# Show that the circumscribed circle passes through the middle of the segment determined by center of the incircle and the center of an excircle.

Show that the circumscribed circle for a triangle passes through the middle of the segment determined by the center of the incircle and the center of an excircle.

I found this Incenter and circumcenter of triangle ABC collinear with orthocenter of MNP, tangency points of incircle, but it was just tangentially helpful, and also everything about the Euler line and https://en.wikipedia.org/wiki/Incircle_and_excircles_of_a_triangle. Any help, please?

• I believe, you've somewhat complicated your wikipedia search because of odd word "center" in your question. Correct formulation: "Circumscribed circle passes through the middle of the segment determined by the center of the incircle and the center of an excircle". Mar 23 at 12:25
• @IvanKaznacheyeu thanks!!!
– user318394
Mar 23 at 12:38
• @AnatolyDenicula: I have rolled the question back to a state where it actually contained an exercise, so that the answers you've received remain relevant. (Please note that dramatically altering the nature of a question —even your own— may be considered vandalism, which is against community guidelines. Besides, making answers appear irrelevant is inconsiderate to the answerers who invested time and effort in helping you.)
– Blue
Apr 14 at 5:19

Proof. Note that the incenter, $$I$$ is determined by the intersection of the internal angle bisectors of the triangle. We will consider the $$A$$-excircle, i.e. the excircle whose center, let's call it $$X$$, is determined by the intersection of the external angle bisectors at vertices $$B$$ and $$C$$. Note that $$X$$ lies on the line $$AI$$ as well.

Let $$\angle BAC = \alpha$$, $$\angle ABC = \beta$$ and $$\angle ACB = \gamma$$. Furthermore, let $$AX \cap (ABC) = M$$, so we need to show that $$MI = MX$$. We claim that $$BICX$$ is a cyclic quadrilateral centered at $$M$$. Firstly, we have $$\angle BAM = \angle CAM = \frac{\alpha}{2}$$, so $$MB = MC$$. Next, we show that $$\triangle MCI$$ is isosceles.
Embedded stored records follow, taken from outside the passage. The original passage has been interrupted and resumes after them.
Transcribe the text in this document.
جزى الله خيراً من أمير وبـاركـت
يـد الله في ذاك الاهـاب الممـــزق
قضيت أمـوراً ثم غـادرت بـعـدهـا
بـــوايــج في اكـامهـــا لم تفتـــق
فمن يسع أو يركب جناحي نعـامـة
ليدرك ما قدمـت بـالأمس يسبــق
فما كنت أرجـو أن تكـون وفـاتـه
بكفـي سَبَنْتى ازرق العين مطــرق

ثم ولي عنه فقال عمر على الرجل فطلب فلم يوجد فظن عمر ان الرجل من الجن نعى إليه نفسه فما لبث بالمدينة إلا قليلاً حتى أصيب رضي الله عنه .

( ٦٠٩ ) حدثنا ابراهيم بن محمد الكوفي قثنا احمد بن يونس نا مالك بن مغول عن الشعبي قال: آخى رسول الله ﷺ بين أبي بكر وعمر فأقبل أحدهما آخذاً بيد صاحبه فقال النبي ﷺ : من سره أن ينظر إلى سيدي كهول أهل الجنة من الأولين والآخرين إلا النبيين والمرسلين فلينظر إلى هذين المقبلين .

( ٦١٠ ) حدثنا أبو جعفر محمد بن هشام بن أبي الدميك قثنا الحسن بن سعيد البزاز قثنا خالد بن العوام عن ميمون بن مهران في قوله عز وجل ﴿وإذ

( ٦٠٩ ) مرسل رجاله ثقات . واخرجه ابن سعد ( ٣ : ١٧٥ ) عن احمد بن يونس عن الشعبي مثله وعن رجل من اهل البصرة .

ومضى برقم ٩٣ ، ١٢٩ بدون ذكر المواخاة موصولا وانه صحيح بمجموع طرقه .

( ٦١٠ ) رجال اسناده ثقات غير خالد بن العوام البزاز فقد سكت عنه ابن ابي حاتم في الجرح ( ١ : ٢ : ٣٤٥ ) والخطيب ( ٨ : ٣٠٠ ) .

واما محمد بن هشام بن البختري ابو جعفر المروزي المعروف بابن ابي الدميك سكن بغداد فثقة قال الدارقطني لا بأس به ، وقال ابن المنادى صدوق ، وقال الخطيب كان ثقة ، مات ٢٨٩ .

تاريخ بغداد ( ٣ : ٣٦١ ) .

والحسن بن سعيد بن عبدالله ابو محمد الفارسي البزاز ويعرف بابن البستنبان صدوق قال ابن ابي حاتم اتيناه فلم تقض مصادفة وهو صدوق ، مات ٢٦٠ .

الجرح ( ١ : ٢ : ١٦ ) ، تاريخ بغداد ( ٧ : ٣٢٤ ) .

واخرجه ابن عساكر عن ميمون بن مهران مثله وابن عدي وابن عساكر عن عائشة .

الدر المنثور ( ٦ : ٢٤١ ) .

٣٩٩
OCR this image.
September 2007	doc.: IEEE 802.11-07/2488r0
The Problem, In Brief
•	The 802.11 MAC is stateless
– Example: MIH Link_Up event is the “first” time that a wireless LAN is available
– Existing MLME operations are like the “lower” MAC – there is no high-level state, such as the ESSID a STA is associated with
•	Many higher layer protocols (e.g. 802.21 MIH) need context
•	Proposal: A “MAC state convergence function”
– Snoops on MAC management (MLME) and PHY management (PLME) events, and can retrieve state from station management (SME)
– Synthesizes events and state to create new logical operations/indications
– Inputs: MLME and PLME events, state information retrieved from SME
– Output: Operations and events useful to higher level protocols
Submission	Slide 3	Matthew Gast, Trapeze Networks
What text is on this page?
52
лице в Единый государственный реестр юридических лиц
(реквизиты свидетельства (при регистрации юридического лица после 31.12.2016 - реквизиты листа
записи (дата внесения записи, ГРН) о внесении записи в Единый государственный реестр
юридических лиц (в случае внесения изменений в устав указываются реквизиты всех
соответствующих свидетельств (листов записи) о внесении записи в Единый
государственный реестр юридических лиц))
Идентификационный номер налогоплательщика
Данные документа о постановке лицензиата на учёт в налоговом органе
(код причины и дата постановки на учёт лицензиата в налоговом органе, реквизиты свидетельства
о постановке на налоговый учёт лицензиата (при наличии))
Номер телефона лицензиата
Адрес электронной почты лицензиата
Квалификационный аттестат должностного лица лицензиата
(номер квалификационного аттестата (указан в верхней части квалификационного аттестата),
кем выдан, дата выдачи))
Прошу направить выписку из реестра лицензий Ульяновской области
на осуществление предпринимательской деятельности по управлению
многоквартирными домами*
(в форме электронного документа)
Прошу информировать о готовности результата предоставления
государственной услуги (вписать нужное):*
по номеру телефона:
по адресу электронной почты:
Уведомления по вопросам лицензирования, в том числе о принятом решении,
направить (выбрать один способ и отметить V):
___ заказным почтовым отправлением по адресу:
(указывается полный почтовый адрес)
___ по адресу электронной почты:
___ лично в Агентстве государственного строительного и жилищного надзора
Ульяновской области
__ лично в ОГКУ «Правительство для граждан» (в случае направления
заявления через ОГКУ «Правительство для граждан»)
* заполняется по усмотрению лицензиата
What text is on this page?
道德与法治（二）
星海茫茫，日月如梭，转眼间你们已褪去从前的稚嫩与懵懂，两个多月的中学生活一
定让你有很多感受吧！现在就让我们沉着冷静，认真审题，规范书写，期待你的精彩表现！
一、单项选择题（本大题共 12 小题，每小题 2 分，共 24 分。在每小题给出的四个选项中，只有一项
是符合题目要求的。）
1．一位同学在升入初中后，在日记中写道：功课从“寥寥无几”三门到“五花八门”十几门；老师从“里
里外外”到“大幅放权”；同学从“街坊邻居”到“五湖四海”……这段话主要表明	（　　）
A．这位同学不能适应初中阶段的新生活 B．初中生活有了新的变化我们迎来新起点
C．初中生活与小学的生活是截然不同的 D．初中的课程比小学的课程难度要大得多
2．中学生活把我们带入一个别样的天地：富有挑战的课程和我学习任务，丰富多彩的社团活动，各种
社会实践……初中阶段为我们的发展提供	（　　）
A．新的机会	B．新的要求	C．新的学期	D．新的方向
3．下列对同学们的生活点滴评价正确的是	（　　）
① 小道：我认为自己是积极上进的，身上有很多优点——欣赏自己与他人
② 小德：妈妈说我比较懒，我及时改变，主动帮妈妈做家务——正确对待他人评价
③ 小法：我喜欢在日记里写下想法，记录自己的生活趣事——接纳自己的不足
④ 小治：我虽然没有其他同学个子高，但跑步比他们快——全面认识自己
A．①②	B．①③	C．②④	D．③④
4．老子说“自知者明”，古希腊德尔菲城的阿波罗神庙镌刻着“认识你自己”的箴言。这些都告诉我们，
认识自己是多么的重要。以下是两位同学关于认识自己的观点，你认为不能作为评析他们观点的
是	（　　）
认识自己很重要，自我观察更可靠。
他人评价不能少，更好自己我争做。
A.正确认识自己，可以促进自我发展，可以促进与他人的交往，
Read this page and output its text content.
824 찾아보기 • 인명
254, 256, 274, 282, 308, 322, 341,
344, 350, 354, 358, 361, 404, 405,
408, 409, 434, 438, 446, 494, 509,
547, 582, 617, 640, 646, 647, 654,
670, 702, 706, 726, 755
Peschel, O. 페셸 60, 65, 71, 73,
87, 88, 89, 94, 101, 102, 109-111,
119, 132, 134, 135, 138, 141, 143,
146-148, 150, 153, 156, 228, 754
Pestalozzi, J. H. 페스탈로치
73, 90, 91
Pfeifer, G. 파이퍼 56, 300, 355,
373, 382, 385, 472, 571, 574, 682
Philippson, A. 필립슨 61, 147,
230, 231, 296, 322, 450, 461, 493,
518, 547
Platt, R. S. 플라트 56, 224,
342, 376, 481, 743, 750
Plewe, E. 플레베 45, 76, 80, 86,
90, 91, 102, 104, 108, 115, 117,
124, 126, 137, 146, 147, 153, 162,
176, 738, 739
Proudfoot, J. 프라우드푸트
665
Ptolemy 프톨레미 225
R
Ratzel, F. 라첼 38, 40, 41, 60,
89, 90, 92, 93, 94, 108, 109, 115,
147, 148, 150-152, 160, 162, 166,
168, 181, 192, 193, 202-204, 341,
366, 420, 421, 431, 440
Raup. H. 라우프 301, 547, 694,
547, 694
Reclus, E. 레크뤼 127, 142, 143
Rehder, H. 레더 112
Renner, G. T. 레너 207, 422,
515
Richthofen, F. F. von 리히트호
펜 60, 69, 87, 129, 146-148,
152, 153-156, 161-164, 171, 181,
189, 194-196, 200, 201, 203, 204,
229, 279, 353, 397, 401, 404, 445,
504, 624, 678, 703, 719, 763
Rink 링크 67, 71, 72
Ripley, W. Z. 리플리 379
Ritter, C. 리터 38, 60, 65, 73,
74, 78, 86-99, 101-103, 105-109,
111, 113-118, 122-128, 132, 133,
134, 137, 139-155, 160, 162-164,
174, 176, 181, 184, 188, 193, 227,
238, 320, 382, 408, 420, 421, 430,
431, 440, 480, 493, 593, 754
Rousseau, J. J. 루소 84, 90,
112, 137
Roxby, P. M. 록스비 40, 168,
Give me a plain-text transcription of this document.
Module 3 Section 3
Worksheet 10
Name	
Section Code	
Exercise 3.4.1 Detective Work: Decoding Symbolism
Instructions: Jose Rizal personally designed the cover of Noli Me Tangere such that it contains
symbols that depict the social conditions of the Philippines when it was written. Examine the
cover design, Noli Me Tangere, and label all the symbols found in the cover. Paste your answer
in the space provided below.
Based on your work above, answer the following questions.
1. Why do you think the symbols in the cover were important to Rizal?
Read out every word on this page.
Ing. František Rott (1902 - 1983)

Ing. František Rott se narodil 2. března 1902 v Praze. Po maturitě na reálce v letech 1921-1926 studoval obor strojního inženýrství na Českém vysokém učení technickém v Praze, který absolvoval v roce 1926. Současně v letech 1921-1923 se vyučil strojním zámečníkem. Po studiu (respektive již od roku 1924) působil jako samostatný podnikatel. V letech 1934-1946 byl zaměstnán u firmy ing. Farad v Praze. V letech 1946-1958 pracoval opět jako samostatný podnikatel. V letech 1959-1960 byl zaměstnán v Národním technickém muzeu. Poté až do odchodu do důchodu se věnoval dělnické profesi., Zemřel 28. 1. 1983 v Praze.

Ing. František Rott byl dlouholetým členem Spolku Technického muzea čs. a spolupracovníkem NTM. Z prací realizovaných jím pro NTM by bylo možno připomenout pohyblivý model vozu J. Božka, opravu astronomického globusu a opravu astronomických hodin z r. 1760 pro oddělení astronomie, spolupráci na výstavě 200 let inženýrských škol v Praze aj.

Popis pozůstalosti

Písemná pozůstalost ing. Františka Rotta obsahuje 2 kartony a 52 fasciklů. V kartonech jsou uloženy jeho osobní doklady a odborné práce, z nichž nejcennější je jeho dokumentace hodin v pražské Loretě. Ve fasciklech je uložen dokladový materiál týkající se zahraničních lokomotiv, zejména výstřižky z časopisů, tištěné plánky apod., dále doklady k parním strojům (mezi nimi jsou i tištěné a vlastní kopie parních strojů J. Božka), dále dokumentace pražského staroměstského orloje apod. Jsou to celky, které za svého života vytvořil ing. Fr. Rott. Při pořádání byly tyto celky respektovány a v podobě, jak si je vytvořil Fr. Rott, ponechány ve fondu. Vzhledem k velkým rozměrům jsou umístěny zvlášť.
Indeed, we have $$\angle MIC = \angle IAC + \angle ACI = \frac{\alpha}{2} + \frac{\gamma}{2} = \angle BAM + \angle BCI = \angle BCM + \angle BCI = \angle MCI$$.

Since $$MB = MC = MI$$, $$M$$ is the circumcenter of $$\triangle BCI$$, it remains to show that $$X ∈ (BCI)$$. We have $$\angle BIC = 180° - \frac{\beta}{2} - \frac{\gamma}{2}$$. On the other hand, $$\angle BXC = 180° - \angle CBX - \angle BCX = 180° - \frac{180° - \beta}{2} - \frac{180° - \gamma}{2} = \frac{\beta}{2} + \frac{\gamma}{2}$$.

Therefore, $$\angle BIC + \angle BXC = 180°$$, i.e. $$X ∈ (BCI)$$ and $$(BCI)$$ is centered at $$M$$, so $$MI = MX$$, as desired.

Let $$I$$ is incircle center, $$O$$ is circumscribed circle center, $$X$$ is center of excircle that is tangent to edge $$AB$$, $$P$$ is middle of $$IX$$ segment.

$$\angle IAB=\frac{\angle CAB}{2}$$, $$\angle XAB=\frac{180°-\angle CAB}{2}=90°-\angle IAB$$, $$\angle XAI=\angle IAB+\angle XAB=90°$$. In the same way, $$\angle XBI=90°$$. Then $$XAIB$$ is cyclic quadrilateral with diameter $$XI$$ and center $$P$$, then $$PA=PB$$. Then $$P$$ is on perpendicular bisector of $$AB$$, as well as $$O$$. Then $$OP$$ is perpendicular bisector of $$AB$$.

$$\angle AOP=\frac{\angle AOB}{2}=\angle ACB$$. $$\angle APO=\frac{\angle APB}{2}=\angle AXB=$$ $$180°-\angle AIB=\angle IAB+\angle IBA=$$ $$\frac{\angle CAB}{2}+\frac{\angle CBA}{2}=$$ $$\frac{180°-\angle ACB}{2}=90°-\frac{\angle ACB}{2}$$. $$\angle PAO=180°-\angle AOP-\angle APO=$$ $$180°-\angle ACB-90°+\frac{\angle ACB}{2}=$$ $$90°-\frac{\angle ACB}{2}=\angle APO$$, therefore $$OA=OP$$. OK.